CPU_memory_time = active_read_GB_CPU_block / RAM_bandwidth_GBps CPU_compute_time = FLOPs_CPU_block / CPU_effective_FLOPS CPU_block_time = max(CPU_memory_time, CPU_compute_time)

This is not the same as GPU weight streaming from RAM. If your runtime streams weights to GPU, PCIe carries weight traffic and should be modeled much more aggressively.

Output

10. Reading results

Single-session throughput: estimated tokens per second for one autoregressive session using the best estimated layer-chain hardware split.
Latency: estimated single-token latency for one session.
Layer Split: layer count assigned to each used device block.
Placement Status: whether all layers fit into GPU VRAM or CPU/RAM is used.
Box time: block processing time on that device, excluding transfer labels between boxes.
BW bound / FLOPS bound: which part of the Roofline estimate dominates that block.
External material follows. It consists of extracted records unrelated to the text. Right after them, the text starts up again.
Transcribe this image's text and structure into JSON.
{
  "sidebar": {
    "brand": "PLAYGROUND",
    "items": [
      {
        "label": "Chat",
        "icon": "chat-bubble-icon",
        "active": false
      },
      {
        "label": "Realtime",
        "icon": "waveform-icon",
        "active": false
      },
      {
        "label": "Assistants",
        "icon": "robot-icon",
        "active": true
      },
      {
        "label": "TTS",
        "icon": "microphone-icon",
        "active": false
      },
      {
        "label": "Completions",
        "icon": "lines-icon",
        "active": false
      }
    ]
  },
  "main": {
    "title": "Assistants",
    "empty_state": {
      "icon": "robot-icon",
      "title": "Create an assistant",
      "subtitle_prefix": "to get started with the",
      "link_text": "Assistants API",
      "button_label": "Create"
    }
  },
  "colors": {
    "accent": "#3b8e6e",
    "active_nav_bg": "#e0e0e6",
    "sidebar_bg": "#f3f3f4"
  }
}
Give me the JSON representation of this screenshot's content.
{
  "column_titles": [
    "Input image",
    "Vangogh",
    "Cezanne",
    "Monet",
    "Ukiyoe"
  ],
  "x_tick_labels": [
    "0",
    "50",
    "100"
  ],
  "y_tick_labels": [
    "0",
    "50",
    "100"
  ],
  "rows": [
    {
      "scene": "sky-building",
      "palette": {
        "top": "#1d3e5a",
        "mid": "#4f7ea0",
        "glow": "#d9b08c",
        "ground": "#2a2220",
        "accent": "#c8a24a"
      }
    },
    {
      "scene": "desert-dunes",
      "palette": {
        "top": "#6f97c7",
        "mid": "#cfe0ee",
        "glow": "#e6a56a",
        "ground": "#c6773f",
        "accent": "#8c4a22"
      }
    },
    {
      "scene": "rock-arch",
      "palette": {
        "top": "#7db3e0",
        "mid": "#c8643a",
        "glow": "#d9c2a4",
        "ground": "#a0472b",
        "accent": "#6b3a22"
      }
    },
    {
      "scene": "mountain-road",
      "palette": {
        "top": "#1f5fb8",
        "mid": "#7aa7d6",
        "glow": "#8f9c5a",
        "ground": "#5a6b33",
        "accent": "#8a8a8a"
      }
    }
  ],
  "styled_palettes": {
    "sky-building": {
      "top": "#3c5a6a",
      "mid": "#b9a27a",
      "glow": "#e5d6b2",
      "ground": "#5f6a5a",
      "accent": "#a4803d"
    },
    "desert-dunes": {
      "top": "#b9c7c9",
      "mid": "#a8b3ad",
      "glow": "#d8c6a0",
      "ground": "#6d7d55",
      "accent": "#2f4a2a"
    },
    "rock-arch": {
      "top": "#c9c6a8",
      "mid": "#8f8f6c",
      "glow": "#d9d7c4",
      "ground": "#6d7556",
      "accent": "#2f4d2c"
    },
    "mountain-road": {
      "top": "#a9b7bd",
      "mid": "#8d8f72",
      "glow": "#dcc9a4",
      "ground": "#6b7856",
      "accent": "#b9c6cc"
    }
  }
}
A fast setup is not always the one with the most VRAM. The best setup balances storage capacity, per-layer speed and transfer overhead.

Accuracy

11. Calibration workflow

Choose one real model, quantization and context length.
Measure real decode tokens/s with your inference engine.
Enter exact GPU VRAM, memory bandwidth and PCIe lane configuration.
Adjust Effective TFLOPS and Activation Transfer until the estimate is close.
Use the calibrated setup to compare GPU combinations, PCIe lane layouts and MoE/Dense alternatives.

Estimate too fast?

Lower Effective TFLOPS, increase Activation Transfer, increase KV Cache, or account for framework overhead.

Estimate too slow?

Raise Effective TFLOPS, reduce Activation Transfer, verify P2P mode, or check quantization bytes.

Boundaries

12. Limits and expectations

This is a compact theoretical estimator. It does not fully simulate kernel launch overhead, CUDA graph behavior, NUMA, page faults, exact KV-cache kernels, tensor-parallel collectives, speculative decoding, continuous batching, prompt prefill, driver behavior, or engine-specific optimizations.

Good use cases

Hardware iteration, rough bottleneck discovery, checking if a model fits, comparing PCIe lane configurations, estimating whether an extra GPU helps, and explaining why a setup is bandwidth-bound or compute-bound.

Bad use cases

Claiming exact production throughput, modeling high-batch server inference without calibration, predicting prompt prefill speed, or treating tensor split over PCIe as identical to layer split.

Use the result as an engineering estimate. The ranking of configurations is usually more trustworthy than the absolute number.